According to Kellie Tranter, a Maitland-based lawyer, human rights activist, researcher and former WikiLeaks Party candidate, the “noise” in parliament combined with more public awareness of Assange’s dire state may present a headache for the government as polls loom.
“If the level of interest keeps increasing, the government may feel obliged to act as the Howard government did in the case of David Hicks,” she says, referring to the former Guantánamo Bay detainee. “The last thing the government wants is this case soaking up oxygen in place of its policies. It’s public criticism, which is exactly what they wanted to avoid in the case of Hicks.”
Tranter points out that progressive campaign group GetUp! played a critical role in Hicks’s repatriation by making his detention by the US an election issue, mobilising public opinion against his mistreatment. They may be the only organisation capable of doing the same in this case, she said. GetUp! said they had no comment on Assange.
In Britain, Assange has admirers from all walks of life. Sadia Kokni, 40, is British-born with African, Indian and Middle Eastern heritage and the managing director of a cosmetics company. Despite having a disability, she attends twice-weekly protest vigils at the Australian high commission with “Team Assange”, comprising about 50 people, including bus drivers, graphic designers, nurses and artists.
“I campaign for nothing, I only campaign for Julian,” Kokni says. “Unlike when people campaign against a war – it’s a nation against a nation – when it comes to Julian it’s the most powerful nation in the world against one man and he’s exposing the atrocities of global governance and things that every living person should be aware of.”
The collective is mostly British, but there are also people from Latin America, Australia and New Zealand, said founder Alison Mason, a campaigner originally from Brisbane. One member, Eric Levy, is 93.
Even during the pandemic, Team Assange has raised money to stage a litany of activities to highlight Julian’s plight, including an open-top bus protest from London’s Ecuadorian embassy, where Assange was holed up for seven years while seeking asylum to avoid extradition to Sweden on a rape allegation. Prosecutors eventually dropped the investigation into the sexual assault claim, a claim Assange denied.
The pack also staged a light-projection protest on the banks of the Thames, featuring WikiLeaks’ “collateral murder” video, which shows two Reuters journalists and several others being killed by a US Apache helicopter in Iraq.
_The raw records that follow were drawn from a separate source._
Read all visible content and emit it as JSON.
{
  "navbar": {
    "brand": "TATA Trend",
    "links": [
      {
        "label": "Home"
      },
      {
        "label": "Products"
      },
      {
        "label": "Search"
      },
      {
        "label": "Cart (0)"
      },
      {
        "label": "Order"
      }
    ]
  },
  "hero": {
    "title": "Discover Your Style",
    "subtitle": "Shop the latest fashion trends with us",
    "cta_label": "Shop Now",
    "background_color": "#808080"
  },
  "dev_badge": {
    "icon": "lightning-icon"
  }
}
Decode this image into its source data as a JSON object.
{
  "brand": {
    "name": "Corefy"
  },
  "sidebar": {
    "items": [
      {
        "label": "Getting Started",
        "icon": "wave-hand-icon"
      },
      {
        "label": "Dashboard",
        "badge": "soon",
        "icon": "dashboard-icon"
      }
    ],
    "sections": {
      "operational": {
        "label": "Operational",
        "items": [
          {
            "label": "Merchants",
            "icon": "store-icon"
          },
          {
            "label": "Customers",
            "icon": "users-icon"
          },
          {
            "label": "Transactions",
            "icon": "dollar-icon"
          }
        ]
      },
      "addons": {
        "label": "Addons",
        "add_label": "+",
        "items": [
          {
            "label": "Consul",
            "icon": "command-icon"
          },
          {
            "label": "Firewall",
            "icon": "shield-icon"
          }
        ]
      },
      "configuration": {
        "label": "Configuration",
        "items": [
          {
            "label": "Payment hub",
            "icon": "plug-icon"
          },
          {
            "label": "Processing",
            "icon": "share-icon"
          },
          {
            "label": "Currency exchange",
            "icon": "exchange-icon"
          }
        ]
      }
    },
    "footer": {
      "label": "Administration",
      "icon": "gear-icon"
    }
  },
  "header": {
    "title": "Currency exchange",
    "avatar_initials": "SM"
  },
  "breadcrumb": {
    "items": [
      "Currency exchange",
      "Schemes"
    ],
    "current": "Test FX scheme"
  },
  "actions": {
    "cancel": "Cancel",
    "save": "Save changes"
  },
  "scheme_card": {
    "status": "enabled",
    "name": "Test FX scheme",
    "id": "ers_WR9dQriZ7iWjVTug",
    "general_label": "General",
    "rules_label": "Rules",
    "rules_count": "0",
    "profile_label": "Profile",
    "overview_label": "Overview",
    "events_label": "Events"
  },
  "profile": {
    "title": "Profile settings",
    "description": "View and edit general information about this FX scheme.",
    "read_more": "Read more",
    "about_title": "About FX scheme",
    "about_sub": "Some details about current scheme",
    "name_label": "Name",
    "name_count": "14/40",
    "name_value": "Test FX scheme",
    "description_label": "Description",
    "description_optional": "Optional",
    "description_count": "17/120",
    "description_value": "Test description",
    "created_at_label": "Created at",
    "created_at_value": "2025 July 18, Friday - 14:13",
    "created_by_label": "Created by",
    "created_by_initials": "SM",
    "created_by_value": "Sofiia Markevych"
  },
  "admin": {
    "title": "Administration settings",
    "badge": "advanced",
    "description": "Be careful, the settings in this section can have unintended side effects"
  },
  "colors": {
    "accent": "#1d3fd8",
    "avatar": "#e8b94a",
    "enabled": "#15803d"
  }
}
Although Kokni acknowledges Assange’s predicament could be treated with greater urgency by the British parliament, she also feels disbelief over Australia’s inaction.
“They could be doing a lot more, Australia. I find it ridiculous,” she said, singling out the high commissioner, George Brandis. “Brandis – what is he actually doing? Has he written any letters?”
The Australian high commission in Britain did not respond to requests for comment.